I had to use Java for a couple of things during my Master Thesis and I found out a very nice API that Swift does not provide yet which is parallelStream().
Now, for those of you who are not familiar with higher order functions in Java, basically if you need to map or filter a sequence, you first have to invoke .stream() on the sequence itself. The cool part is that if you invoke .parallelStream(), your sequence gets automatically divided into chunks and the whole execution gets parallelized on all the core of your machine.
I wanted to replicate this in Swift and so I studied the implementation of LazySequence and LazyCollection to have a starting point to work on.
I came up with this draft that is highly inspired by the implementation of Lazy which, for now, supports map and filter: https://github.com/Buratti/Parallel
Please note that I posted this code just to let you see what the main idea is, as there are a couple of problems with the current implementation that I will discuss later.
The usage is exactly the same as lazy:
let someCollection = 0..<30_000_000
let douples = someCollection.parallel.map { $0 * 2 }
print(doubles[1]) // 2
The above code will split the Range<Int> in n parts, apply the transform function on each of the n parts on a different thread in parallel and then flatten the result in a new ParallelCollection.
Current problems:
-
Since my current implementation is just a draft, I used Foundation.Thread but if we wanted to add parallel in the Standard Library we would need to work with pthreads and, as far as I know, it is not possible to use them to execute code that at a certain point will need to work with generic types.

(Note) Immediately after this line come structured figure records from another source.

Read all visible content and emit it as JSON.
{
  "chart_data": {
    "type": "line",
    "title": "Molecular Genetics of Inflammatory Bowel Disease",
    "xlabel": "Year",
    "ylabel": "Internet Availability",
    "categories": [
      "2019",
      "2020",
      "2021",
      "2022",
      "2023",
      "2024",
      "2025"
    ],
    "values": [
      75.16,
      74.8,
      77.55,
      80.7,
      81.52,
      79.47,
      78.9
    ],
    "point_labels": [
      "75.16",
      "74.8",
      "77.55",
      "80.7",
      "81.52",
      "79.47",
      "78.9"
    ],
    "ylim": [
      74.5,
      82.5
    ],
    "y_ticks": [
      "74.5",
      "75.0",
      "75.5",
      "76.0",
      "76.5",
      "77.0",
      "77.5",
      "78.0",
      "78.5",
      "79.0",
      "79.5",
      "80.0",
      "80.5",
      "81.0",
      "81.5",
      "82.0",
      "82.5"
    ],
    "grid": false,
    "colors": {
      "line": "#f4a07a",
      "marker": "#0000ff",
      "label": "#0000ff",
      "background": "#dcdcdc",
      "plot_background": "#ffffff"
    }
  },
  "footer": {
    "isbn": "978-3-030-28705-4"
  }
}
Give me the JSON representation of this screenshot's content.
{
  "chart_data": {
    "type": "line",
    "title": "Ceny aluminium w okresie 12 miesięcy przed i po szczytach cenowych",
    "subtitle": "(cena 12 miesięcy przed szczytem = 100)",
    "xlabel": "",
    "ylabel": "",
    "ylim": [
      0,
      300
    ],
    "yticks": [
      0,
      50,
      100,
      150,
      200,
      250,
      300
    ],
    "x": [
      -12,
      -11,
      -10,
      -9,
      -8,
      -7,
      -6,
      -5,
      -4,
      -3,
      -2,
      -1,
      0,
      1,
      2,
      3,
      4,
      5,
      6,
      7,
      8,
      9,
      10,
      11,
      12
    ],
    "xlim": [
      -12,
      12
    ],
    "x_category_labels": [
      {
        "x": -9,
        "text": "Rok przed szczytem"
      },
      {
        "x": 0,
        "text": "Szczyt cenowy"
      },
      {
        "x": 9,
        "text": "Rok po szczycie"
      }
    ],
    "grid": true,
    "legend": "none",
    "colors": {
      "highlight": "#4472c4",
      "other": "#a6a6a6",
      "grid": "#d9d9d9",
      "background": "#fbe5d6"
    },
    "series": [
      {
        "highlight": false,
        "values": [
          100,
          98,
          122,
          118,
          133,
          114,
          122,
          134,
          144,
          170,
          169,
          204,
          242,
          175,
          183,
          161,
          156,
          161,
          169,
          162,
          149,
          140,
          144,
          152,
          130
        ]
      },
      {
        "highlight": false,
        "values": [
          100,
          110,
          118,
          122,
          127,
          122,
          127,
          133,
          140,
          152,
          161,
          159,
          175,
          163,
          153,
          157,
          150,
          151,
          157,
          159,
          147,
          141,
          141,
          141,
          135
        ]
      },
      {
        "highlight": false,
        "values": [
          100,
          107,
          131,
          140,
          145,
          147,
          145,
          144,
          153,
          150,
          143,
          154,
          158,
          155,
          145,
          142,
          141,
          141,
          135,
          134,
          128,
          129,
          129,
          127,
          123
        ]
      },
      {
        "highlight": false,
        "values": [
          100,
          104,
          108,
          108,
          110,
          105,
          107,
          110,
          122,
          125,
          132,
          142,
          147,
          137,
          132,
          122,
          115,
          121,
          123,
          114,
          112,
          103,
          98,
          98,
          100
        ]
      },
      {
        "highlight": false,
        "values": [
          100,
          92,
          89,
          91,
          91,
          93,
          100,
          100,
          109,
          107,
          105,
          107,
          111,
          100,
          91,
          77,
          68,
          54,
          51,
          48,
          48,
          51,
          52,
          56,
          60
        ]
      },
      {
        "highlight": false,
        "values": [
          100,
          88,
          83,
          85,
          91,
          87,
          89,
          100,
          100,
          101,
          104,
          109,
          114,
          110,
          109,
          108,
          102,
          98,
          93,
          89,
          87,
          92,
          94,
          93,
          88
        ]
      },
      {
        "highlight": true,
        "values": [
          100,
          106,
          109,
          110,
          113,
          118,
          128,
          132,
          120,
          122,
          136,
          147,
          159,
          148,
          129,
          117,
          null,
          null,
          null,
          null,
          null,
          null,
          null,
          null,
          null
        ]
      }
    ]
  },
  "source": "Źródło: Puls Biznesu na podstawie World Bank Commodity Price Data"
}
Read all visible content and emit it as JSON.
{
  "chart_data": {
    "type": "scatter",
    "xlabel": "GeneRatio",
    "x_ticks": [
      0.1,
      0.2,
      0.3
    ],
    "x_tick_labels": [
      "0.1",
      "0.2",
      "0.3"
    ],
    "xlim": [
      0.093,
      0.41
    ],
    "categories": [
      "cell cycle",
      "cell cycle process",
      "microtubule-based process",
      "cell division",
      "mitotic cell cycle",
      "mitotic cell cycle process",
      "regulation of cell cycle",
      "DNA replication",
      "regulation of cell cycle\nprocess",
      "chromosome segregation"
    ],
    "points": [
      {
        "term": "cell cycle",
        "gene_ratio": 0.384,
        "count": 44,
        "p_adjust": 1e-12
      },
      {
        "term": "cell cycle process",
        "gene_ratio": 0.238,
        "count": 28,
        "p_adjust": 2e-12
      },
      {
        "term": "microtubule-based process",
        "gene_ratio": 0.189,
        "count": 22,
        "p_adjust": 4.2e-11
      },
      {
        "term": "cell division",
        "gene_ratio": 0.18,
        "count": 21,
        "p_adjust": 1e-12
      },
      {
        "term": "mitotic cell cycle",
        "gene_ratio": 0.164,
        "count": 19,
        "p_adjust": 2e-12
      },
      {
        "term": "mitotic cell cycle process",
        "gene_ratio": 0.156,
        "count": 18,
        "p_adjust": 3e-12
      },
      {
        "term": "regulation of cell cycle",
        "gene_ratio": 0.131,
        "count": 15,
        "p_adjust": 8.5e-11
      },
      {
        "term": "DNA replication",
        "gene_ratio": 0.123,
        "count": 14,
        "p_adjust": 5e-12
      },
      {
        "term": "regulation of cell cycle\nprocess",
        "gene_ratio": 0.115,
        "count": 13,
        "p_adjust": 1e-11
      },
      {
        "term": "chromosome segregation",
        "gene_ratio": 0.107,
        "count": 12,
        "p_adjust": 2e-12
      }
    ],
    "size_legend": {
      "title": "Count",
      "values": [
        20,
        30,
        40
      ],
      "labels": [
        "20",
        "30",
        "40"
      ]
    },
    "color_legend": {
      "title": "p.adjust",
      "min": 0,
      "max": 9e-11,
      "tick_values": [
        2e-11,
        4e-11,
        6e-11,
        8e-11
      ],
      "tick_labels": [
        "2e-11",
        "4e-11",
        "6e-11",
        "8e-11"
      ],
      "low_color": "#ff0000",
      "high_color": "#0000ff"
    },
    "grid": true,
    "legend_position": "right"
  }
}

I also tried to use SwiftPrivateThreadExtras with no luck.
-
As far as I know, neither Foundation.Thread nor DispatchQueues allow to rethrow errors.
-
There might be confusion on the combination of Parallel and Lazy and their behaviour should be deeply analyzed in order to decide what happens in cases like myArray.lazy.parallel.map, myArray.parallel.lazy.map or myArray.parallel.lazy.parallel.lazy.map.
-
It would be up to the user to synchronize the access to shared states inside of the given closure, so for example code like the following
var globalState: MutatingState = ...
var result = someCollection.parallel.map { val in
globalState.change()
return val.someOperation()
}
would need to be written as
var globalState: MutatingState = ...
let synchronized = Synchronized()
var result = someCollection.parallel.map { val in
synchronized {
globalState.change()
}
return val.someOperation()
}
(Out of topic: you can find my example of Synchronized here.
Conclusion
As @hartbit suggested to me, this idea might make more sense to implement once we have first-level concurrency features in the language, but I'd still like to discuss it in the community and hear your opinion about it.